Paris - Théâtre du Châtelet
LA FLUTE ENCHANTEE DE W. A. MOZART ET E. SCHIKANEDER
Un doublé en blanc et noir
- Publié par
- 4 octobre 2009
- Critiques
- Opéra & Classique
- 0
Fidèle à la politique des brassages culturels de Jean-Luc Choplin, la rentrée lyrique du Châtelet de Paris prend son élan sur un doublé autour de l’incontournable Mozart, l’enfant divin qui, quoiqu’il lui arrive, fait battre les cœurs et courir les foules.

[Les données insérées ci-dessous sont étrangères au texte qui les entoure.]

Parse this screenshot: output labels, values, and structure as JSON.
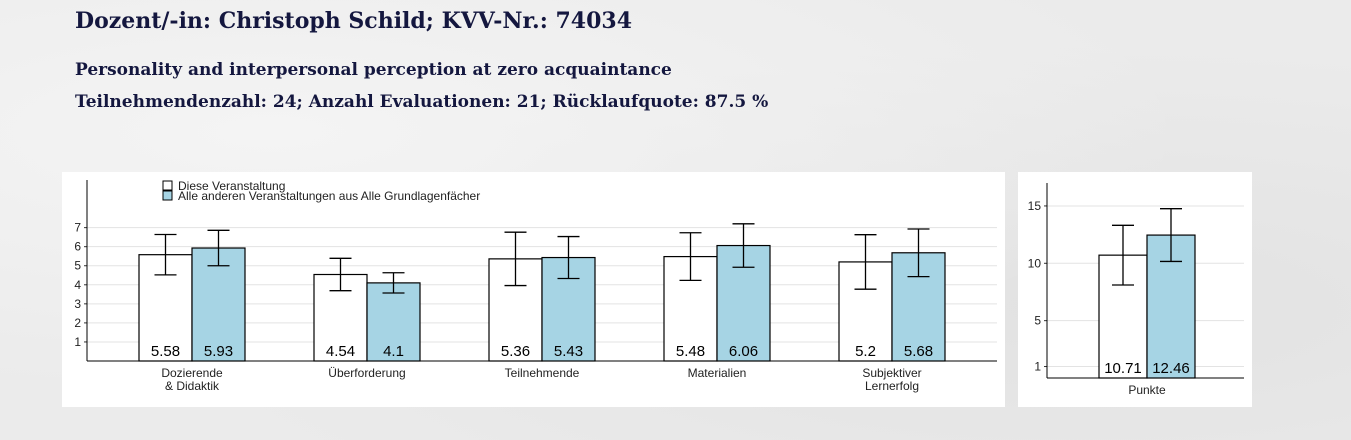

A l’affiche, son ultime chef d’œuvre cette Flûte Enchantée, qui fut aussi son testament, jouée en deux versions : la première pour trois courtes représentations, vient de Montpellier et se conforme – presque - à l’original. La seconde, à découvrir à partir du 8 octobre, a fait le voyage depuis le Cap en Afrique du Sud après une escale d’un an dans le West End de Londres où les marimbas et le regard singulier sur Mozart de Mark Dornford-May et son Isango Portobello Company remportèrent un triomphe.

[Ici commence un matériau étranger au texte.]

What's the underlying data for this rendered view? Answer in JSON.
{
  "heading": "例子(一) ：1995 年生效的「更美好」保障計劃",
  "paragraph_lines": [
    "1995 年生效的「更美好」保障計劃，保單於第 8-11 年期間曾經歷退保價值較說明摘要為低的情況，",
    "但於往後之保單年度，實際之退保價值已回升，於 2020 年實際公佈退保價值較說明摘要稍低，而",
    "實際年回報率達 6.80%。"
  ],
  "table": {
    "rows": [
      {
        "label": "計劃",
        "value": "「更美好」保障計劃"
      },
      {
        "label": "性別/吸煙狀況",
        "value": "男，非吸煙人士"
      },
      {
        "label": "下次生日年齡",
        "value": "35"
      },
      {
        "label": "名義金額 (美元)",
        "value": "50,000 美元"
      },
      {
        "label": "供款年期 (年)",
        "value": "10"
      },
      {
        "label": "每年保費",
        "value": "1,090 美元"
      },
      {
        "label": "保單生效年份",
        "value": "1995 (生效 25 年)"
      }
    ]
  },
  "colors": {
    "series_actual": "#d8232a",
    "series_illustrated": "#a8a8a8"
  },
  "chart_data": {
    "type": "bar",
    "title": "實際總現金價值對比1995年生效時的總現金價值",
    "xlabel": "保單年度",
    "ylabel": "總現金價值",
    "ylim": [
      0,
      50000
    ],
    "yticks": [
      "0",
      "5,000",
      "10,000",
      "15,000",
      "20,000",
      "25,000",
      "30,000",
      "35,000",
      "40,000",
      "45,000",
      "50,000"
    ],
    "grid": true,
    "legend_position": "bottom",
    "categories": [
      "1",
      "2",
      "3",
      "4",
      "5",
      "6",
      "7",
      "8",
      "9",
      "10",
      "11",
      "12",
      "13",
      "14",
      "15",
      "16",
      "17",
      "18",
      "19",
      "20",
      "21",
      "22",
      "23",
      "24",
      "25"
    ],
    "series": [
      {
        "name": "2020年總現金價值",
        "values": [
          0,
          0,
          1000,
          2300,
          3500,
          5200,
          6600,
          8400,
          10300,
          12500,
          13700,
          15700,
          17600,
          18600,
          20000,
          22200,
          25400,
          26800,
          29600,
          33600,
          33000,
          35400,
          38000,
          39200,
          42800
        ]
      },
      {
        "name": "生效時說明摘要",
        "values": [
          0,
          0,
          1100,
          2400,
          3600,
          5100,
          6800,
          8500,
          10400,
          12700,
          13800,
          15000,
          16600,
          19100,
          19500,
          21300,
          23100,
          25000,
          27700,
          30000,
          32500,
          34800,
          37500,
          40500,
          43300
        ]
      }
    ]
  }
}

Une imagerie pleine de songes et des commentaires verbeux
Signée Jean-Paul Scarpitta la mise en scène de la Flûte supposée traditionnelle ne fera pas le tour du monde et ne laissera pas d’empreinte majeure. Son imagerie pleine de songes, ses animaux fantastiques, ses paons, licornes dansantes et lion d’or géant malicieusement articulé à vue, ne compensent pas son principal défaut : le substitution des récitatifs et dialogues du « Singspiel » par les commentaires verbeux de deux récitants qui annoncent les actions et expliquent leur portée « philosophique » - C’est prendre à contre sens le conte initiatique de Mozart et Schikaneder et lui faire perdre toute sa substance. Maçonnique ou non, la démarche reste essentiellement celle d’un mystère à découvrir étape par étape dans un monde de poésie et d’utopie. Quand Ingmar Bergman filme La Flûte Enchantée à l’usage des enfants, il se contente de leur raconter l’histoire et cela suffit amplement pour leur ouvrir les voies de l’imaginaire. Voilà donc Mozart coupé en tranches et amputé de quelques unes de ses transitions dramatiques et musicales !

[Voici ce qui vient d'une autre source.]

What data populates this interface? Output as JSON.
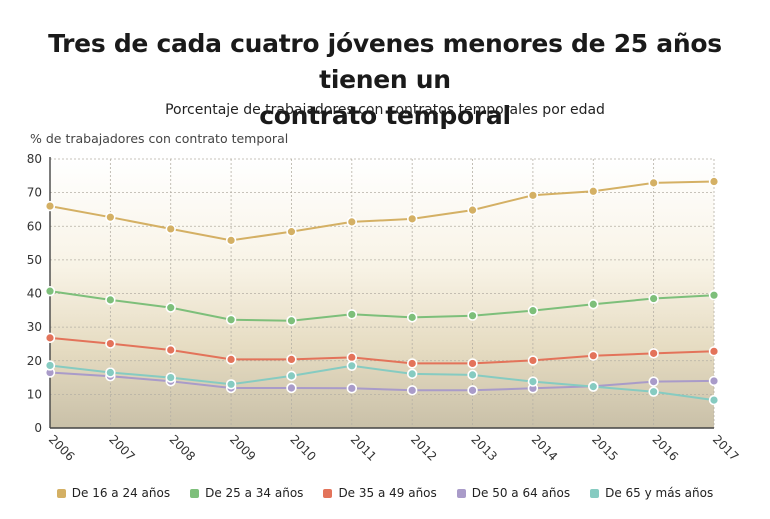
{
  "chart_data": {
    "type": "line",
    "title": "Tres de cada cuatro jóvenes menores de 25 años tienen un contrato temporal",
    "subtitle": "Porcentaje de trabajadores con contratos temporales por edad",
    "ylabel": "% de trabajadores con contrato temporal",
    "xlabel": "",
    "ylim": [
      0,
      80
    ],
    "yticks": [
      0,
      10,
      20,
      30,
      40,
      50,
      60,
      70,
      80
    ],
    "x": [
      "2006",
      "2007",
      "2008",
      "2009",
      "2010",
      "2011",
      "2012",
      "2013",
      "2014",
      "2015",
      "2016",
      "2017"
    ],
    "grid": true,
    "legend_position": "bottom",
    "series": [
      {
        "name": "De 16 a 24 años",
        "color": "#d4b064",
        "values": [
          66.0,
          62.7,
          59.2,
          55.8,
          58.4,
          61.3,
          62.2,
          64.8,
          69.2,
          70.4,
          72.9,
          73.3
        ]
      },
      {
        "name": "De 25 a 34 años",
        "color": "#7dbf7a",
        "values": [
          40.7,
          38.1,
          35.8,
          32.2,
          31.9,
          33.8,
          32.9,
          33.4,
          34.9,
          36.8,
          38.5,
          39.5
        ]
      },
      {
        "name": "De 35 a 49 años",
        "color": "#e3735a",
        "values": [
          26.8,
          25.1,
          23.2,
          20.4,
          20.4,
          21.0,
          19.2,
          19.2,
          20.1,
          21.5,
          22.2,
          22.8
        ]
      },
      {
        "name": "De 50 a 64 años",
        "color": "#a99bc9",
        "values": [
          16.5,
          15.4,
          13.9,
          11.9,
          11.9,
          11.8,
          11.2,
          11.2,
          11.8,
          12.4,
          13.8,
          14.0
        ]
      },
      {
        "name": "De 65 y más años",
        "color": "#86cbc1",
        "values": [
          18.6,
          16.5,
          15.0,
          13.0,
          15.5,
          18.5,
          16.1,
          15.8,
          13.8,
          12.3,
          10.8,
          8.3
        ]
      }
    ]
  }
}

La présence rayonnante de Sandrine Piau
Avec plus d’application que de rutilance, Lawrence Foster dirige l’Orchestre National de Montpellier Languedoc-Roussillon. Le résultat est honnête mais il lui manque ce supplément d’âme qui est la marque de fabrique de cet œuvre. Danseur, acrobate, marionnettiste l’emportent sur les chanteurs aux voix inégales : un Monostatos barbouillé de blanc (Vasily Efimov) parfois à la limite de l’audible, un Sarastro (Petri Lindroos) qui peine à descendre dans les abysses de ses graves, à l’inverse de la Reine de la Nuit (Uran Urtnasan Cozzoli) qui atteint les cimes de ses vocalises mais savonne son médium et son texte. Sympathiques et solides Papageno et Papagena (Detlef Roth et Malin Christensson) et Tamino charmant (Frédéric Antoun) mais à la tessiture un peu trop mate et au jeu raidi. Le plaisir – des yeux et des oreilles - est pourtant au rendez-vous, grâce aux délicieux trois garçons, solistes doués du Chœur d’enfants Opéra Junior et surtout grâce à la lumineuse Sandrine Piau, mozartienne habitée, Pamina à la présence rayonnante et au timbre fruité.
On attendra avec gourmandise la version africaine de cette Flûte qui permettra de mesurer, si besoin en était encore, à quel point le message de Mozart est universel.
La Flûte Enchantée de W. A . Mozart, livret de E. Schikaneder
Théâtre du Châtelet
Version classique : chœur et orchestre national de Montpellier Languedoc-Roussillon, direction Lawrence Foster, conception, mise en scène Jean-Paul Scarpitta, textes rajoutés Jean-Paul Scarpitta et Clémence Boulouque . Avec Sandrine Piau, Frédéric Antoun, Detlef Roth, Uran Urtnasan Cozzoli, Petri Lindroos, Malin Christensson, Vasily Efimov, Ana Maria Labin, Christine Tocci, Maria Soulis, Nicolas Courjal, Marc Larcher. Et les récitants : Bartholomew Boutellis, Benjamin Tholozan.
les 1, 3 octobre à 20h, le 4 à 16h
Version africaine Impempe Yomlingo de Mark Dornford-May :
Les 8, 9, 10, 14, 15, 16 & 17 octobre à 20h, le 11 à 16h, le 18 à15h.